In middle school girls in my classes would hold their legs above the desk chair, toes on point, leaning the backs of their feet against chair legs, to keep their thighs from “spreading out” and looking larger against the plastic chair. You’d leave class with sore legs, blistered toes and not that much knowledge from the teacher’s lecture.
Jean shopping in junior high was a tear-filled occasion. My friend Kelly nicknamed her thighs Tex and As, because she claims she has “Texas sized thighs.” In high school it just got worse, people all around me, people I love, began developing eating disorders, getting plastic surgery and going on cleansing lemon and pepper drink diets.
I thought by the time I got to college, where we call ourselves women instead of girls, we’d outgrow this childish obsession for stick-skinny legs and embrace our bodies.
I was shocked to find that I couldn’t be more wrong. In college, where no one has to answer to parents, eating disorders and psycho-diets aren’t hidden. They’re glamorized. And with social media’s new addition to the frenzy — the thigh gap — I am worn out.
The thigh gap is a space between a woman’s thighs when she is standing straight, and is what thousands of girls are striving to have, no matter what the cost. Honestly, I’m tired. I can’t hear another round of the proverbial chant, “feet together, thighs apart.” I can’t see another photo of a pale corpse wearing lace with the caption, “Which do you want more? Cake or a thigh gap?”
Finally, what put me over the edge was the Shurz elevator. I usually don’t talk much on my rides up to the eighth floor, but the girl opposite me was clearly upset. Mascara lines ran down her face and her body was shaking violently against the shiny wall. When I asked her what was wrong, she responded with possibly the most grotesque thing I have heard all semester. “My boyfriend says he wishes I had a thigh gap.
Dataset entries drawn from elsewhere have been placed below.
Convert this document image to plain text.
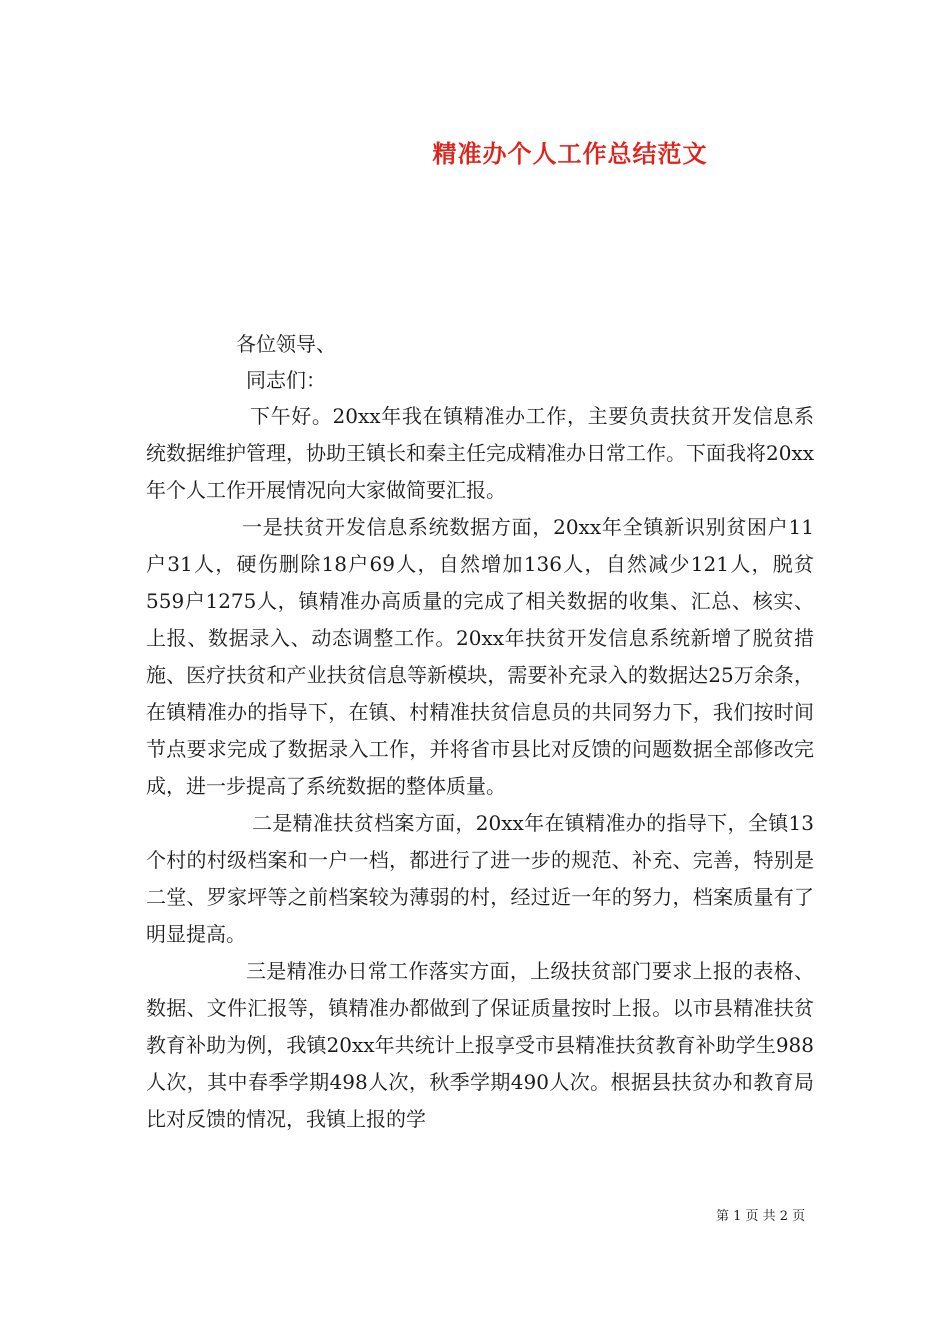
精准办个人工作总结范文
各位领导、
同志们：

下午好。20xx年我在镇精准办工作，主要负责扶贫开发信息系统数据维护管理，协助王镇长和秦主任完成精准办日常工作。下面我将20xx年个人工作开展情况向大家做简要汇报。

一是扶贫开发信息系统数据方面，20xx年全镇新识别贫困户11户31人，硬伤删除18户69人，自然增加136人，自然减少121人，脱贫559户1275人，镇精准办高质量的完成了相关数据的收集、汇总、核实、上报、数据录入、动态调整工作。20xx年扶贫开发信息系统新增了脱贫措施、医疗扶贫和产业扶贫信息等新模块，需要补充录入的数据达25万余条，在镇精准办的指导下，在镇、村精准扶贫信息员的共同努力下，我们按时间节点要求完成了数据录入工作，并将省市县比对反馈的问题数据全部修改完成，进一步提高了系统数据的整体质量。

二是精准扶贫档案方面，20xx年在镇精准办的指导下，全镇13个村的村级档案和一户一档，都进行了进一步的规范、补充、完善，特别是二堂、罗家坪等之前档案较为薄弱的村，经过近一年的努力，档案质量有了明显提高。

三是精准办日常工作落实方面，上级扶贫部门要求上报的表格、数据、文件汇报等，镇精准办都做到了保证质量按时上报。以市县精准扶贫教育补助为例，我镇20xx年共统计上报享受市县精准扶贫教育补助学生988人次，其中春季学期498人次，秋季学期490人次。根据县扶贫办和教育局比对反馈的情况，我镇上报的学

第 1 页 共 2 页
That I’d be hotter with a thigh gap.”
And that’s when I snapped.
It’s time for a change, women. Listen up. Unnatural thigh gaps are most often achieved through eating disorders like Anorexia Nervosa and Bulimia Nervosa. On pro-gap blogs they are lovingly referred to as “Ana & Mia.” According to the National Association of Anorexia Nervosa and Associated Disorders, 25 percent of college-aged women engage in bingeing and purging as a weight-management technique. ANAD also cites that 20 percent of people suffering from anorexia will die prematurely from complications related to the disease, including suicide and heart problems. And sickly enough, these Tumblr and Twitter accounts promoting “thinspiration” are just encouraging those statistics to rise. If you search the tag “thigh gap” on Tumblr, a note appears on the screen stating, “If you or someone you know is dealing with an eating disorder, self harm issues or suicidal thoughts, please visit our Counseling & Prevention Resources page for a list of services that may be able to help.”
Clearly we are aware of the situation. But are we doing anything about it? The Dove Campaign for Real Beauty cites 72 percent of girls feel “tremendous pressure to be beautiful.” Dove proposes an idea, “Imagine a world where beauty is a source of confidence, not anxiety.”
Just take that in for a second. A world where we can love our bodies. Can such a place exist? Initiatives like Dove are a step in the right direction. Beauty companies everywhere need to know the influence they have on teenagers and take their job seriously. Parents and other adults who are role models for future generations need to speak more positively about their bodies to set an example. We weren’t born knowing the names of fifteen different diets.
Ultimately, society is never going to stop throwing absurdities at us. Do you remember the “Bump-it” and it’s lofty hair goals? Have you seen Victoria’s not-so-secret enhancements lately? Thigh gaps, too, have added themselves to a long list. I guess we have to just grow an armor of self-confidence against it ladies. Embrace your body, love your body and be a force for acceptance. Then maybe we’ll bridge the gap.